Over their last 20 games, the Indians are batting .234, while averaging 3.4 runs per game. They lead the league with 231 second-half strikeouts.
“There’s nothing we can do about it. You have to deal with it,” said Indians catcher Victor Martinez, who carried Cleveland’s offense for much of the season before slumping as of late (.197 last 21 games). “If it was easy, everybody would be hitting .500.
“We’re still a half-game (going into Monday) behind Detroit. There’s no panic yet.”
That’s the song the majority of those within the Indians organization have been crooning throughout the team’s current tailspin, justified only by the Tigers’ similar second-half futility — 13-18 — that has enabled Cleveland to stay in the division race.
But at least some of them are starting to feel a sense of urgency.

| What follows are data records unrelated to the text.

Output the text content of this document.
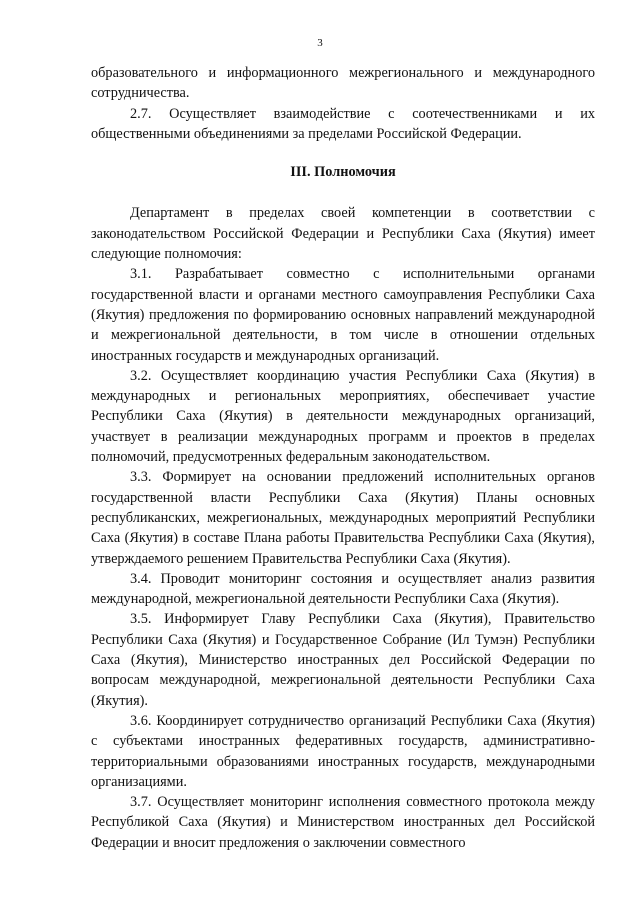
3

образовательного и информационного межрегионального и международного сотрудничества.

2.7. Осуществляет взаимодействие с соотечественниками и их общественными объединениями за пределами Российской Федерации.

III. Полномочия

Департамент в пределах своей компетенции в соответствии с законодательством Российской Федерации и Республики Саха (Якутия) имеет следующие полномочия:

3.1. Разрабатывает совместно с исполнительными органами государственной власти и органами местного самоуправления Республики Саха (Якутия) предложения по формированию основных направлений международной и межрегиональной деятельности, в том числе в отношении отдельных иностранных государств и международных организаций.

3.2. Осуществляет координацию участия Республики Саха (Якутия) в международных и региональных мероприятиях, обеспечивает участие Республики Саха (Якутия) в деятельности международных организаций, участвует в реализации международных программ и проектов в пределах полномочий, предусмотренных федеральным законодательством.

3.3. Формирует на основании предложений исполнительных органов государственной власти Республики Саха (Якутия) Планы основных республиканских, межрегиональных, международных мероприятий Республики Саха (Якутия) в составе Плана работы Правительства Республики Саха (Якутия), утверждаемого решением Правительства Республики Саха (Якутия).

3.4. Проводит мониторинг состояния и осуществляет анализ развития международной, межрегиональной деятельности Республики Саха (Якутия).

3.5. Информирует Главу Республики Саха (Якутия), Правительство Республики Саха (Якутия) и Государственное Собрание (Ил Тумэн) Республики Саха (Якутия), Министерство иностранных дел Российской Федерации по вопросам международной, межрегиональной деятельности Республики Саха (Якутия).

3.6. Координирует сотрудничество организаций Республики Саха (Якутия) с субъектами иностранных федеративных государств, административно-территориальными образованиями иностранных государств, международными организациями.

3.7. Осуществляет мониторинг исполнения совместного протокола между Республикой Саха (Якутия) и Министерством иностранных дел Российской Федерации и вносит предложения о заключении совместного
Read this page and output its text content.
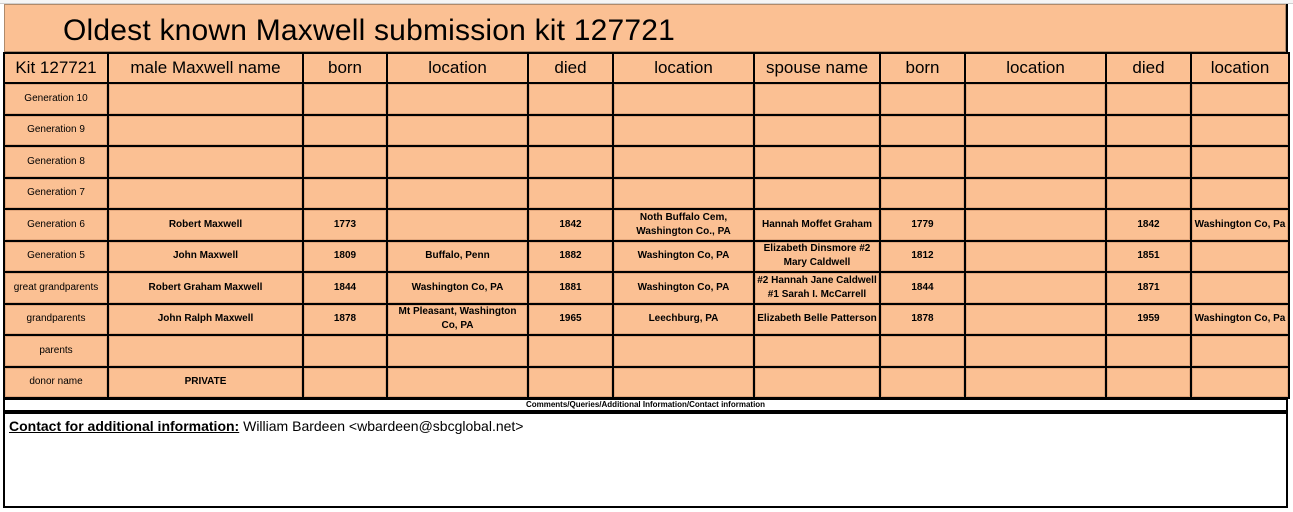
Oldest known Maxwell submission kit 127721
Kit 127721	male Maxwell name	born	location	died	location	spouse name	born	location	died	location
Generation 10										
Generation 9										
Generation 8										
Generation 7										
Generation 6	Robert Maxwell	1773		1842	Noth Buffalo Cem, Washington Co., PA	Hannah Moffet Graham	1779		1842	Washington Co, Pa
Generation 5	John Maxwell	1809	Buffalo, Penn	1882	Washington Co, PA	Elizabeth Dinsmore #2 Mary Caldwell	1812		1851	
great grandparents	Robert Graham Maxwell	1844	Washington Co, PA	1881	Washington Co, PA	#2 Hannah Jane Caldwell #1 Sarah I. McCarrell	1844		1871	
grandparents	John Ralph Maxwell	1878	Mt Pleasant, Washington Co, PA	1965	Leechburg, PA	Elizabeth Belle Patterson	1878		1959	Washington Co, Pa
parents										
donor name	PRIVATE									
Comments/Queries/Additional Information/Contact information
Contact for additional information: William Bardeen <wbardeen@sbcglobal.net>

“We have to do something,” said starting pitcher Jake Westbrook. “I don’t know what we have to do but we have to figure it out. We have to get it going and we have to get it going now, especially with Detroit coming in.
“I still think we’re OK, but it’s our job to kick our own selves in the butt and get it going.”
“It’s important,” said Indians manager Eric Wedge of the stretch of games with the Tigers.
The struggles of the top two teams in the division have ensured that no ground has been made in the Central, where the Indians and Tigers — clubs drawing comparisons for their positive virtues in what was considered the best division in baseball — enter a two-game series in Cleveland sharing the negative light.
Detroit has won two straight, but just four of its last 12 games, while the Indians are losers of six of their last nine.
“We’re similar in that we’re probably both disappointed in how we’ve played,” said Cleveland general manager Mark Shapiro. “But I really feel our fate is not going to be determined by who we play, but by how we play.
“Every team in baseball has flaws. It’s a question of which flaws are going to appear and for how long. Ultimately, what’s really there will come out.”
The Indians are hoping this isn’t what’s really there.
The Indians are hopeful that Travis Hafner will return to the lineup tonight for the series opener with Detroit. Hafner (.254, 18 HRs, 70 RBIs) has missed the last four games after sustaining a mild hamstring strain and left knee inflammation on a slide into second base.